I have her (and my grandfather) to thank because my love for the natural world stemmed from time spent with them in a biodiversity hotspot, the Western Ghats. My grandfather was an agriculturalist who grew coffee in the mountains of Chikkamagaluru. And while coffee and biodiversity have their issues, I would not be who I am without this link, this privilege. It was a privilege that afforded me summers of amateur birding, frogging, wildflower gathering, tree climbing. Of understanding what it was to be present, not to linger in the mind but step into the body, into the moment. It is why I sometimes cannot entertain the thought of leaving this country permanently. It would separate me from the Western Ghats, and that would mean fewer reminders of these people who I love so much.

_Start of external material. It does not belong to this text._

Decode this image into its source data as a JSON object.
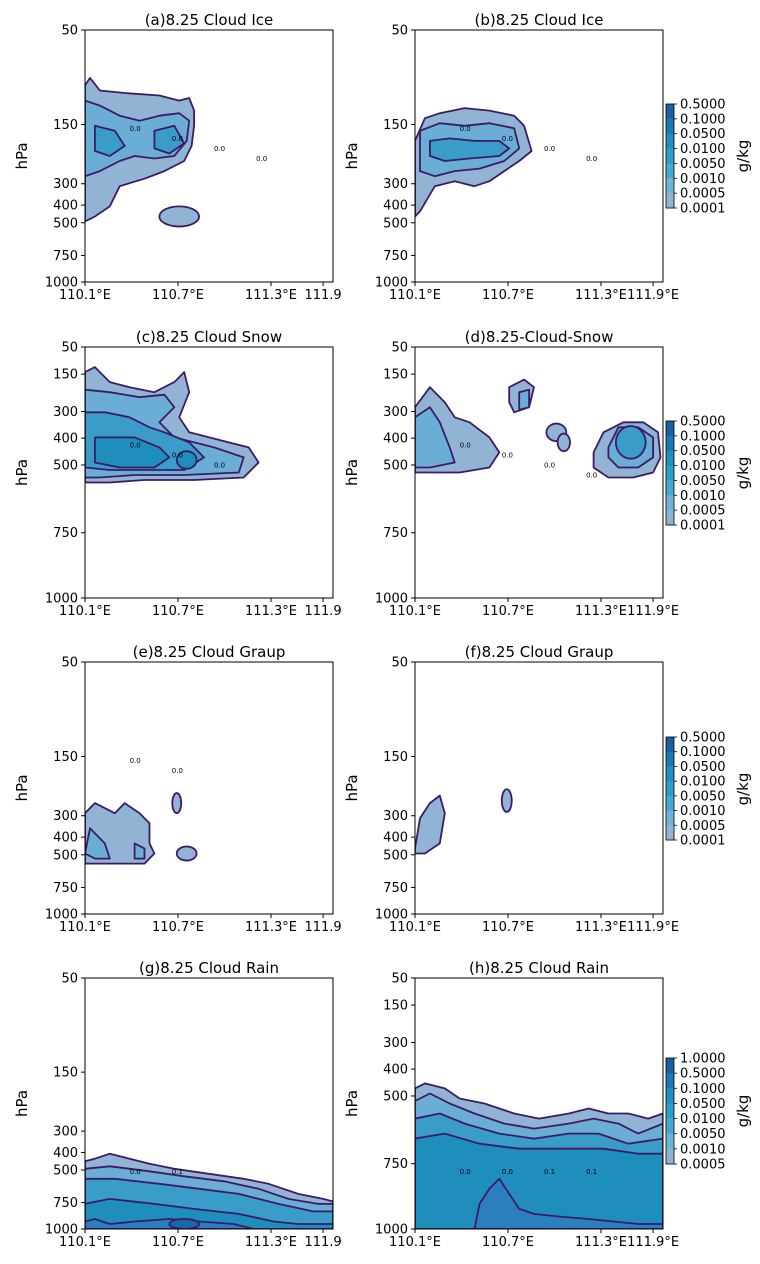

I’ve always found comfort in trees, which is why I write about them so much. There is safety in knowing that trees have experienced so much more than I understand or perceive. That they have shared space and time with the people I have lost. Consider them, if you will, an ever-updating time capsule, but alive, with a sense of agency and wisdom that we will never fathom. There is a technique called tree meditation, which employs grounding yourself through a combination of tree visualisations and breathing. When grief hijacks the mind, imagining the earth, the connection you have to it, a connection to trees, through trees, can really help calm you down. Just walking through a park or a wooded grove can sometimes be enough. There is emotional relief in yielding to beings who have likely spent more time than you on earth and will hopefully spend more time than you on this earth.
Mindfulness, the practice of gently focusing your awareness on the present moment over and over again, can be as easy as going out birding or tide pooling, gardening, butterfly watching, foraging. Nature has a way of reeling you in, of taking you out of ruminating about death and loss if you let it. Layers of nacre gently swaddling the pain.
If none of this helps, maybe I could just leave you with some physics. That our universe, including us, is made up of atoms, the building blocks of matter. That energy is neither created nor destroyed. It is transformed. Death doesn’t mean disappearance or nothingness. Our atoms simply disperse into the air, the earth, the water, maybe even the stars, building new life, supporting old life. Like that common Jezebel being nourished by marigolds, my father’s atoms build into more than just reminders. They nourish, they form ecosystems.
We go on long after we are gone — a comforting interpretation of the old adage that “Life goes on”.